成人式が行われるのは地元の施設だ。中学までは近くの公立校に通っていたが、高校は電車で通う程度の少し遠くに進学し、今は一人暮らしをして県外の大学に通っている男は、地元の友人とはすっかり疎遠になっていた。
そして成人式当日。式は午後からだが、男は昼前には袴に着替えさせられていた。
『あなたもついに成人したのねぇ』
『もう20歳なんて信じられないわ』
袴姿の男を見て、祖母と母が大興奮している。嬉しそうな顔で四方八方から写真をパシャパシャ撮られる。正直なところこれほどに喜んで貰えたならもう成人式の思い出としては十分でないかと男は思った。しかし、この様子の家族に今更成人式に行きたくないだなんて言える訳もなく、男は渋々成人式の会場へ向かった。
「久しぶり!元気だったか」
「あぁ、久しぶり」
「同窓会来るよな?」
「や、行かない」
「えぇ!なんで」
「家族で外食するんだ」
会場に着いて早々、男は名前も朧げな同級生から声を掛けられた。顔に見覚えはあるし、同窓会について聞いてきたのだから同じクラスだったのだろうがピンと来ない。名前を言わずになんとか会話を切り上げて、ひっそりとため息をついた。
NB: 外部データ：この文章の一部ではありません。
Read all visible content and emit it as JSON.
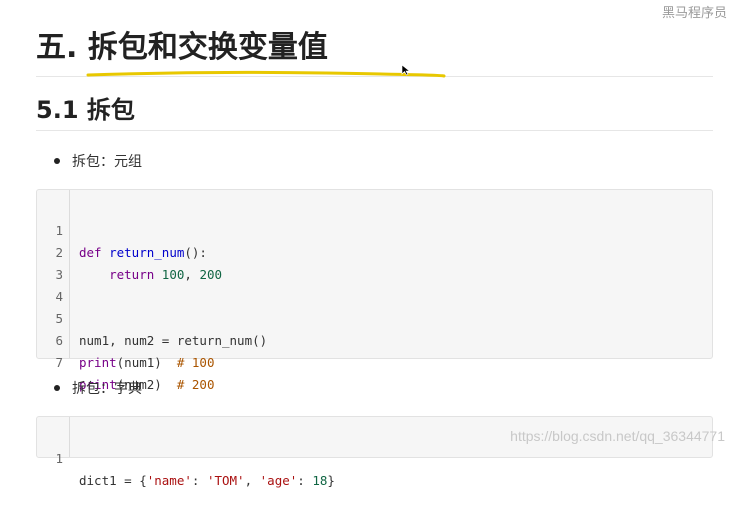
{
  "watermark_top": "黑马程序员",
  "watermark_bottom": "https://blog.csdn.net/qq_36344771",
  "heading1": "五. 拆包和交换变量值",
  "heading2": "5.1 拆包",
  "bullets": [
    "拆包：元组",
    "拆包：字典"
  ],
  "code_block_1": {
    "lines": [
      {
        "n": "1"
      },
      {
        "n": "2"
      },
      {
        "n": "3"
      },
      {
        "n": "4"
      },
      {
        "n": "5"
      },
      {
        "n": "6"
      },
      {
        "n": "7"
      }
    ],
    "tokens": {
      "l1_def": "def",
      "l1_fn": "return_num",
      "l1_rest": "():",
      "l2_indent": "    ",
      "l2_kw": "return",
      "l2_n1": "100",
      "l2_sep": ", ",
      "l2_n2": "200",
      "l5": "num1, num2 = return_num()",
      "l6_kw": "print",
      "l6_rest": "(num1)  ",
      "l6_cm": "# 100",
      "l7_kw": "print",
      "l7_rest": "(num2)  ",
      "l7_cm": "# 200"
    }
  },
  "code_block_2": {
    "lines": [
      {
        "n": "1"
      }
    ],
    "tokens": {
      "a": "dict1 = {",
      "s1": "'name'",
      "b": ": ",
      "s2": "'TOM'",
      "c": ", ",
      "s3": "'age'",
      "d": ": ",
      "n": "18",
      "e": "}"
    }
  },
  "colors": {
    "keyword": "#770088",
    "function": "#0000cc",
    "number": "#116644",
    "string": "#aa1111",
    "comment": "#aa5500",
    "highlight_stroke": "#e8c800"
  }
}
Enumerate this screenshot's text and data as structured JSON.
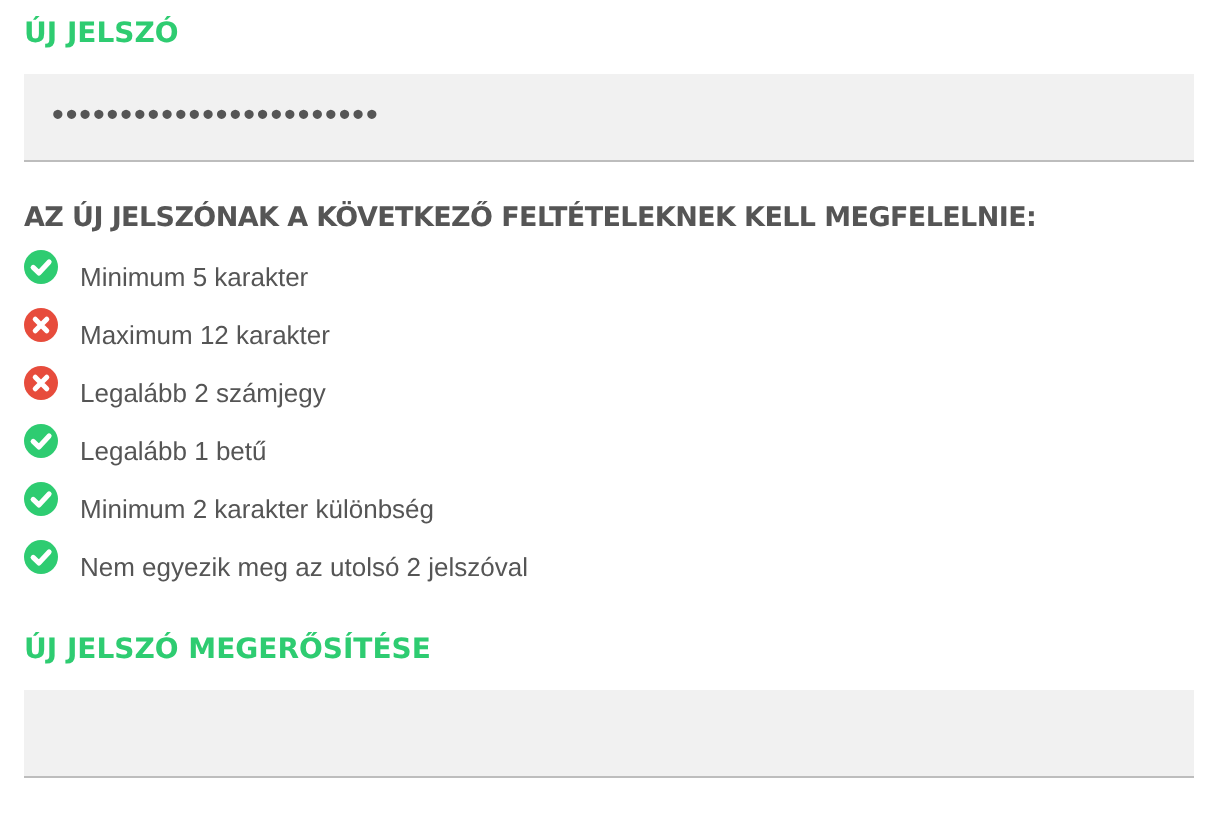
{
  "new_password": {
    "label": "ÚJ JELSZÓ",
    "value": "••••••••••••••••••••••••"
  },
  "requirements": {
    "title": "AZ ÚJ JELSZÓNAK A KÖVETKEZŐ FELTÉTELEKNEK KELL MEGFELELNIE:",
    "items": [
      {
        "text": "Minimum 5 karakter",
        "met": true
      },
      {
        "text": "Maximum 12 karakter",
        "met": false
      },
      {
        "text": "Legalább 2 számjegy",
        "met": false
      },
      {
        "text": "Legalább 1 betű",
        "met": true
      },
      {
        "text": "Minimum 2 karakter különbség",
        "met": true
      },
      {
        "text": "Nem egyezik meg az utolsó 2 jelszóval",
        "met": true
      }
    ]
  },
  "confirm_password": {
    "label": "ÚJ JELSZÓ MEGERŐSÍTÉSE"
  }
}
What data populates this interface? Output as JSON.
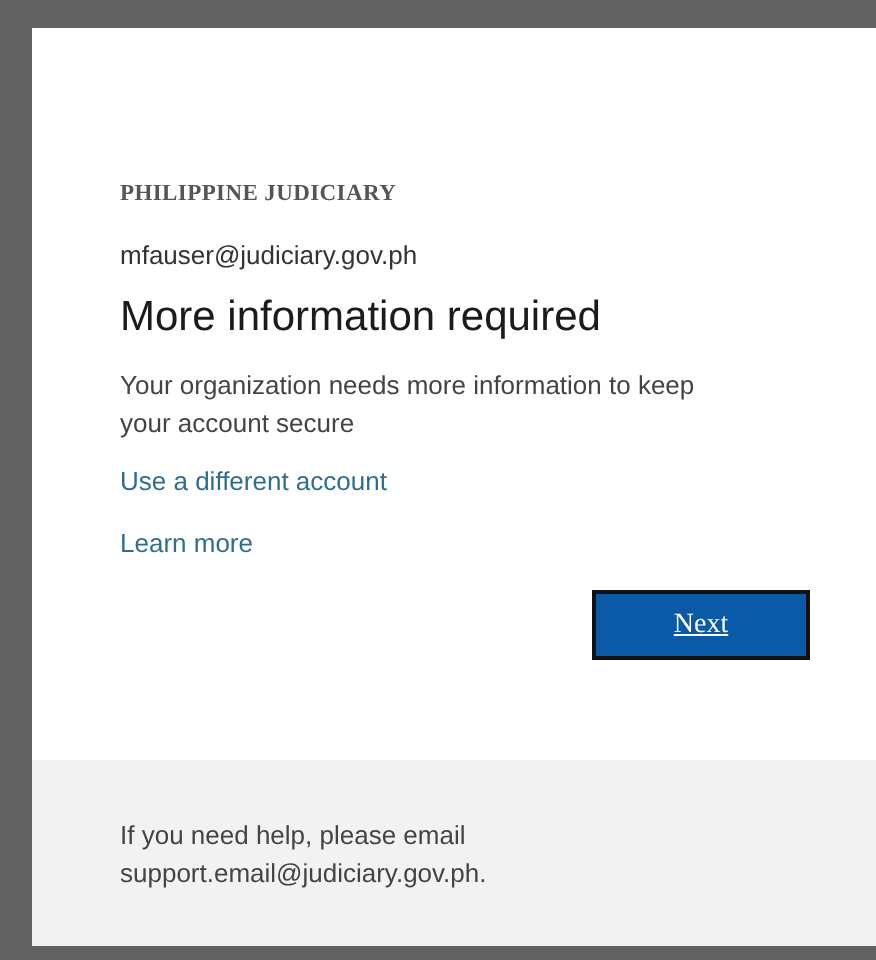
{
  "organization": "PHILIPPINE JUDICIARY",
  "account": "mfauser@judiciary.gov.ph",
  "title": "More information required",
  "description": "Your organization needs more information to keep your account secure",
  "links": [
    "Use a different account",
    "Learn more"
  ],
  "button": "Next",
  "footer": "If you need help, please email support.email@judiciary.gov.ph."
}
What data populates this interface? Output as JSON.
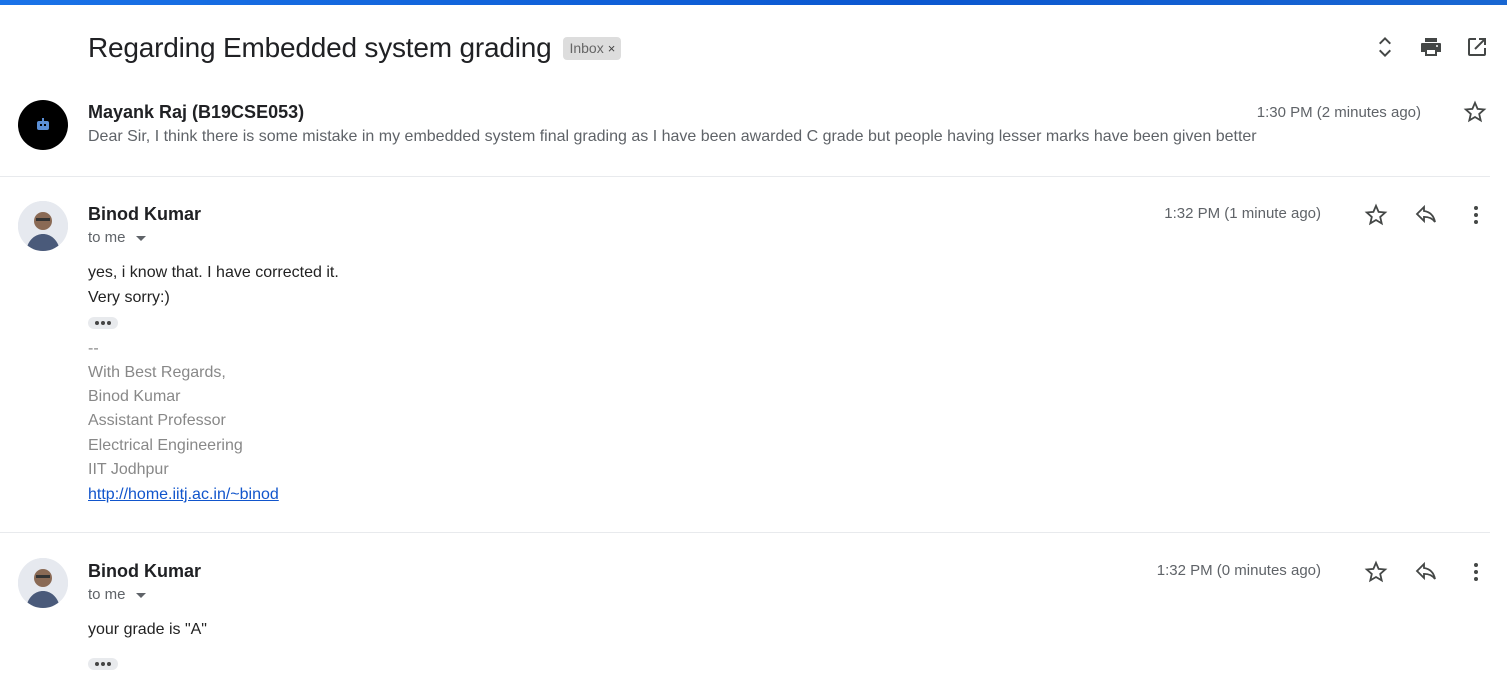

憂鬱な成人式も始まって仕舞えばあっという間だ。うとうとしながらありがたいお話を聞いているうちに市長が最後の挨拶をしている。参加者全員で記念撮影をすれば、解散していいとアナウンスがあった。
俄かに会場が騒がしくなるのを他所目に、さっさと出口に向かう。ちらほらと掛けられる声に適当に返事をしながらも足は止めない。駐車場で迎えにきてくれていた父と合流する。会場の喧騒から離れられた安堵で、ようやく肩の力が取れた。